J Wrist Surg 2015; 04 - A014
DOI: 10.1055/s-0035-1567906

Treatment of Scaphoid Proximal Pole Nonunions: Dorsal Capsular Vascularized Grafting with Temporary Scaphocapitate Fixation

S. D. Dodds 1, S. Fitzpatrick 1, C. Tsay 1
  • 1Department of Orthopaedics and Rehabilitation, Hand and Upper Extremity Service, Yale University School of Medicine, New Haven, Connecticut

Background: Scaphoid fractures are the most common carpal bone fractures.1 Approximately 10% of these fractures progress to nonunion. Nonunion predisposes patients to scaphoid nonunion advanced collapse (SNAC) and osteoarthritis of the wrist, both of which are debilitating diseases, especially when they affect the dominant hand. There has been a trend toward operatively treating scaphoid nonunions with vascularized bone graft and internal fixation.2 Despite improved union rates with vascularized bone grafts, there is still a 10% nonunion rate among patients with proximal pole necrosis.3 In this presentation, we highlight a case series of eight scaphoid proximal pole fracture nonunions that were treated with a vascularized dorsal capsular graft,4 scaphoid screw fixation, and temporary scaphocapitate fixation.

Methods: We retrospectively reviewed 10 patients who were treated between 2009 and 2015 with dorsal capsular vascularized bone grafts for scaphoid proximal pole nonunions diagnosed on plain radiographs or computed tomography (CT) scan. Two patients were excluded from our review because they were lost to follow-up. Reverse-pedicled, dorsal capsular grafts were raised. Scaphoid proximal pole nonunions were débrided and bone-grafted with cancellous autograft. A dorsal trough was created in the scaphoid for the capsular vascularized bone graft. The scaphoid nonunion was then secured with a scaphoid screw placed down the central axis of the scaphoid. Next, percutaneous fixation of the midcarpal joint between the scaphoid and the capitate was performed to reduce flexion forces at the fracture site. We immobilized the wrist postoperatively for 2 weeks in a dorsal, volar splint, followed by a thumb spica cast for 6 weeks and a removable wrist splint for 4 weeks. All patients were also treated with an ultrasound bone stimulator for at least 8 weeks or until there was radiographic evidence of scaphoid healing. Union was defined as >50% bone bridging on CT scan.

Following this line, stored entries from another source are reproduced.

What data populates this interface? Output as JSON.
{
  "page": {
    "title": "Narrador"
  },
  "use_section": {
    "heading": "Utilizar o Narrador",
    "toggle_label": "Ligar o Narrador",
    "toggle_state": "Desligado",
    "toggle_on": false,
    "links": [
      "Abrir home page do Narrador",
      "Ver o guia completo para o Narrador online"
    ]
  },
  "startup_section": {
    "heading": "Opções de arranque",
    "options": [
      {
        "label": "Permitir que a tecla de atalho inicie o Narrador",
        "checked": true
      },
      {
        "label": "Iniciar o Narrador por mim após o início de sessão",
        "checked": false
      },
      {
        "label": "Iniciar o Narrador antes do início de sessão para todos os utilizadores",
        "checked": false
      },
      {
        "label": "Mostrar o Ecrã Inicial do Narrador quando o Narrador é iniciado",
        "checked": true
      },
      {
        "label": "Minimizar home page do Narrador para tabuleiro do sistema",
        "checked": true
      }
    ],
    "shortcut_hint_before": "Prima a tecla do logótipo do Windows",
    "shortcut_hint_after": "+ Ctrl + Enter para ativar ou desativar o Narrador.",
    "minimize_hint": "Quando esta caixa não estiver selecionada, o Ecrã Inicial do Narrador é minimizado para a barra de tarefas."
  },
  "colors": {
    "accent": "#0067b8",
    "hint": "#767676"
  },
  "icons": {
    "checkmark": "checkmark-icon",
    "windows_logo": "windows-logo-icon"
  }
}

Results: Our case series included seven male and one female patient with an average age of 21. The predominant mechanism of injury was fall on an outstretched hand during a sporting event. Seven patients had a fracture through the proximal pole and one patient had a very proximal waist fracture. Five patients had proximal pole avascular necrosis as diagnosed on CT scan. All patients, regardless of proximal pole necrosis, had union of their scaphoid nonunions. The average time to radiographic union for patients with proximal pole necrosis was 11.5 months and 3.9 months in the absence of necrosis. The average flexion and extension for patients with proximal pole necrosis was 44 and 50, respectively, versus 30 and 40 in the absence of necrosis.

Conclusions: While no treatment option is ideal for such a difficult fracture nonunion, the dorsal capsular graft is straightforward to elevate and mobilize as it has a robust pedicle. While we did achieve healing in all of our patients, we recognize that the time to union was lengthy in this group. In fact, one patient, who took over a year to heal, had a CT scan at six months showing no more than 25% bridging bone. Dorsal capsular grafts and adjuvant low-intensity pulsed ultrasound treatment with temporary scaphocapitate fixation is a powerful combination of surgical treatments for a very challenging subset of nonunions involving the proximal pole of the scaphoid with avascular necrosis.